Curtis Mayfield, une icône engagée de la soul

Curtis Mayfield
Curtis Mayfield - © Capture d'écran Youtube

Ces derniers temps, on ne cesse d’entendre ce fragment musical dans le spot de la campagne UP d’Engie et TBWA. Saviez-vous que ce titre enjoué est l’œuvre d’un artiste particulièrement engagé ?

Grande figure de la musique populaire noire des années 60 et 70, Curtis Mayfield avait, avant Marvin Gaye, utilisé la musique pour dénoncer les problèmes de drogue, de pauvreté et de racisme aux Etats-Unis.

Né le 3 juin 1942, Curtis Mayfield passe son enfance dans les immeubles Cabrini – Green, dans la partie défavorisée de Chicago. Découvrant rapidement sa fibre musicale, il peut déjà accorder sa guitare depuis les touches d’un clavier.

Avec trois de ses cousins, il crée les Northern Jubt-lee Gospel Singers, qui chantent les week-ends dans les églises spiritualistes du ghetto. Mayfield comprend vite que, pour gagner sa croûte, il vaut mieux abandonner la musique religieuse pour le rhythm’n’blues.

Lever les poings en musique

En 1958, le groupe que Mayfield a rejoint 2 ans plus tôt prend le nom de The Impressions, mené par Jerry Butler. Le départ de celui-ci, en 1962, permet à notre artiste de s’affirmer musicalement.

Au carrefour entre le doo-wop, gospel, soul et R&B, le groupe devient, avec Mayfield aux commandes, une icône de la soul de Chicago et l’un des groupes les plus réputés de la musique soul des années 60.

Le succès du groupe s’explique aussi par sa résonance avec le mouvement afro-américain des droits civiques, notamment avec "Keep On Pushing" en 1964. L’année suivante, alors que Martin Luther King s’apprête à marcher sur Chicago, Curtis Mayfield compose "People Get Ready", considéré comme l’hymne non officiel du mouvement pour les droits civiques.

À l’instar de James Brown ou encore de Sly Stone, Curtis Mayfield est un des premiers à prôner cette fierté afro-américaine. Par la musique, il impose un affront – constructif et pacifique – aux décideurs politiques et, plus largement, à tous ceux fermant les yeux sur les injustices de l’époque.

Les désillusions des années 70

Dès 1970, Curtis Mayfield se consacre à sa carrière solo.

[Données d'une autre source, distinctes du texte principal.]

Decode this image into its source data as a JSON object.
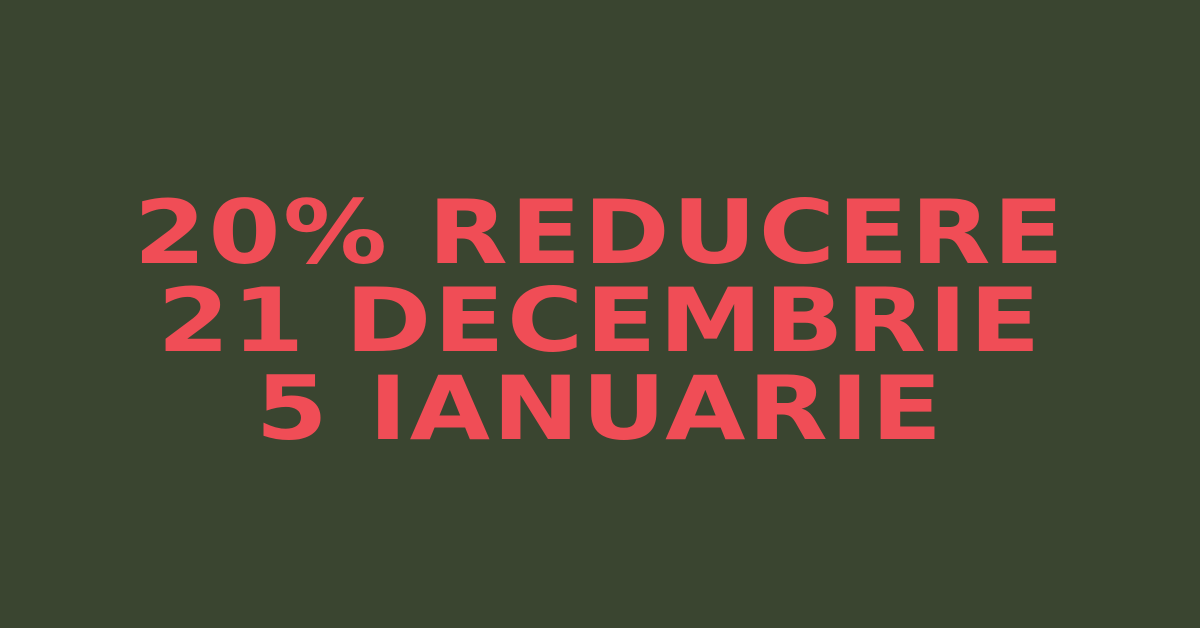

Il faut dire que les temps ont changé depuis la vague d’espoirs des années 1960.

Cette nouvelle décennie est celle de véritables désillusions : Martin Luther King est assassiné le 4 avril 1968, le salaire des Noirs ne représente que 55% de celui des Blancs et le taux de chômage des Noirs est de 35%. Bref, les émeutes se multiplient dans les rues de Détroit et de Los Angeles.

Le début des années 70 marque également l’arrivée de Richard Nixon à la Maison Blanche. Son mandat est caractérisé par le retour d’un certain conservatisme après plusieurs années de lutte contre les clivages sociaux, raciaux et culturels. À ce nouveau président qui demande aux Américain.e.s de "ne pas avoir peur", Mayfield répond en chanson "(Don’t Worry) If There Is a Hell Below, We’re All Going to Go" ("N’ayez pas peur ! Si l’enfer existe, on va tou.te.s y aller").

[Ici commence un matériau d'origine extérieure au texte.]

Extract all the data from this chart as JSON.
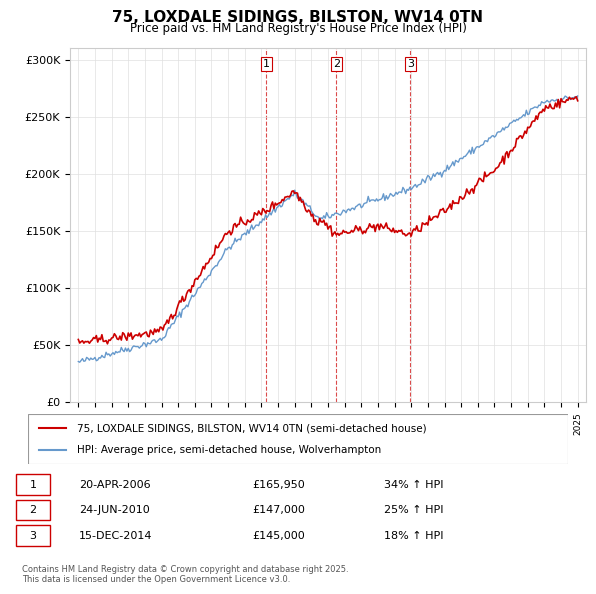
{
  "title": "75, LOXDALE SIDINGS, BILSTON, WV14 0TN",
  "subtitle": "Price paid vs. HM Land Registry's House Price Index (HPI)",
  "ylabel": "",
  "background_color": "#ffffff",
  "plot_bg_color": "#ffffff",
  "grid_color": "#e0e0e0",
  "red_line_color": "#cc0000",
  "blue_line_color": "#6699cc",
  "legend_entries": [
    "75, LOXDALE SIDINGS, BILSTON, WV14 0TN (semi-detached house)",
    "HPI: Average price, semi-detached house, Wolverhampton"
  ],
  "transactions": [
    {
      "label": "1",
      "date": "20-APR-2006",
      "price": "£165,950",
      "hpi": "34% ↑ HPI",
      "year": 2006.3
    },
    {
      "label": "2",
      "date": "24-JUN-2010",
      "price": "£147,000",
      "hpi": "25% ↑ HPI",
      "year": 2010.5
    },
    {
      "label": "3",
      "date": "15-DEC-2014",
      "price": "£145,000",
      "hpi": "18% ↑ HPI",
      "year": 2014.95
    }
  ],
  "footnote": "Contains HM Land Registry data © Crown copyright and database right 2025.\nThis data is licensed under the Open Government Licence v3.0.",
  "ylim": [
    0,
    310000
  ],
  "xlim_start": 1994.5,
  "xlim_end": 2025.5
}
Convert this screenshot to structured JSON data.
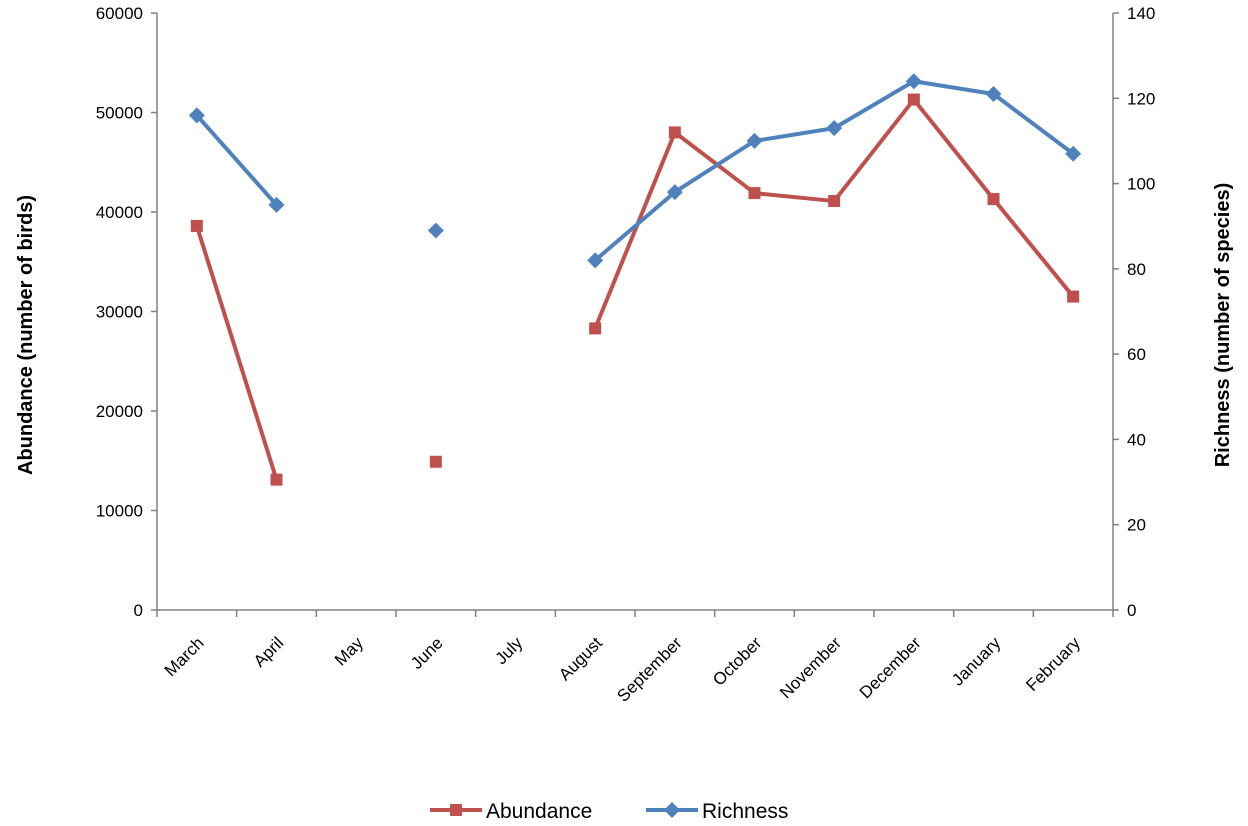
{
  "chart_data": {
    "type": "line",
    "title": "",
    "categories": [
      "March",
      "April",
      "May",
      "June",
      "July",
      "August",
      "September",
      "October",
      "November",
      "December",
      "January",
      "February"
    ],
    "y_left": {
      "label": "Abundance (number of birds)",
      "lim": [
        0,
        60000
      ],
      "ticks": [
        "0",
        "10000",
        "20000",
        "30000",
        "40000",
        "50000",
        "60000"
      ]
    },
    "y_right": {
      "label": "Richness (number of species)",
      "lim": [
        0,
        140
      ],
      "ticks": [
        "0",
        "20",
        "40",
        "60",
        "80",
        "100",
        "120",
        "140"
      ]
    },
    "series": [
      {
        "name": "Abundance",
        "axis": "left",
        "color": "#c0504d",
        "marker": "square",
        "values": [
          38600,
          13100,
          null,
          14900,
          null,
          28300,
          48000,
          41900,
          41100,
          51300,
          41300,
          31500
        ]
      },
      {
        "name": "Richness",
        "axis": "right",
        "color": "#4f81bd",
        "marker": "diamond",
        "values": [
          116,
          95,
          null,
          89,
          null,
          82,
          98,
          110,
          113,
          124,
          121,
          107
        ]
      }
    ],
    "grid": false,
    "legend_position": "bottom"
  }
}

En introduction de son premier album solo "Curtis", en 1970, ce titre dresse, en près de 8 minutes, un bien sombre portrait de la société américaine. Huit mois avant le célèbre "What’s Going On" de Marvin Gaye, Curtis Mayfield évoque déjà l’échec de l’éducation, la pollution et les tensions raciales grandissantes.

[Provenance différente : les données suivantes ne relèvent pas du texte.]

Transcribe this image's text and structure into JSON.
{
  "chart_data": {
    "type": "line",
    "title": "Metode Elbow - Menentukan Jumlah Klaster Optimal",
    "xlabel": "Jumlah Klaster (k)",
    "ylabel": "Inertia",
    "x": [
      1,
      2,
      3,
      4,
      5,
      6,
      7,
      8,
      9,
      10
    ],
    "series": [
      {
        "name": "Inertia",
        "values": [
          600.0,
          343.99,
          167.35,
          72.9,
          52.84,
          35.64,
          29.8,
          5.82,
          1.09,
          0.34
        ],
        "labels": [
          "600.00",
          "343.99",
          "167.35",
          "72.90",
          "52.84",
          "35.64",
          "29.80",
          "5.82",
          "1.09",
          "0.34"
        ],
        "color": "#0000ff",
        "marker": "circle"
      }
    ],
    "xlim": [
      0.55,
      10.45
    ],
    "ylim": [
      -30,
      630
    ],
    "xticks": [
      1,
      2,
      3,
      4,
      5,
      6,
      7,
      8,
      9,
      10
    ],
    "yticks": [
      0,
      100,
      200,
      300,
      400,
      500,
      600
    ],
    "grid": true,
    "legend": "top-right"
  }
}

Face caméra, en 1970, Curtis Mayfield a cette phrase, assez symptomatique de (re)construction identitaire : 

"J'aimerais que les Blancs comprennent qu'on n'est pas seulement là pour les faire onduler du bassin. Nous sommes des gens qui avons une culture, une exigence, une identité. Et qui voulons une place dans la société".

Les années 80 accordent une place considérable au disco. À presque la cinquantaine, Curtis Mayfield profite du regain d’intérêt pour la soul, la décennie suivante, pour rééditer la plupart de ses anciens albums.

Lors d’un concert à Brooklyn, le 13 août 1990, une rampe d’éclairage lui tombe accidentellement dessus. Entièrement paralysé, l’artiste continue d’écrire et de chanter mais doit tirer un trait sur les instruments. Le 26 décembre 1999, il décède des suites d’une amputation.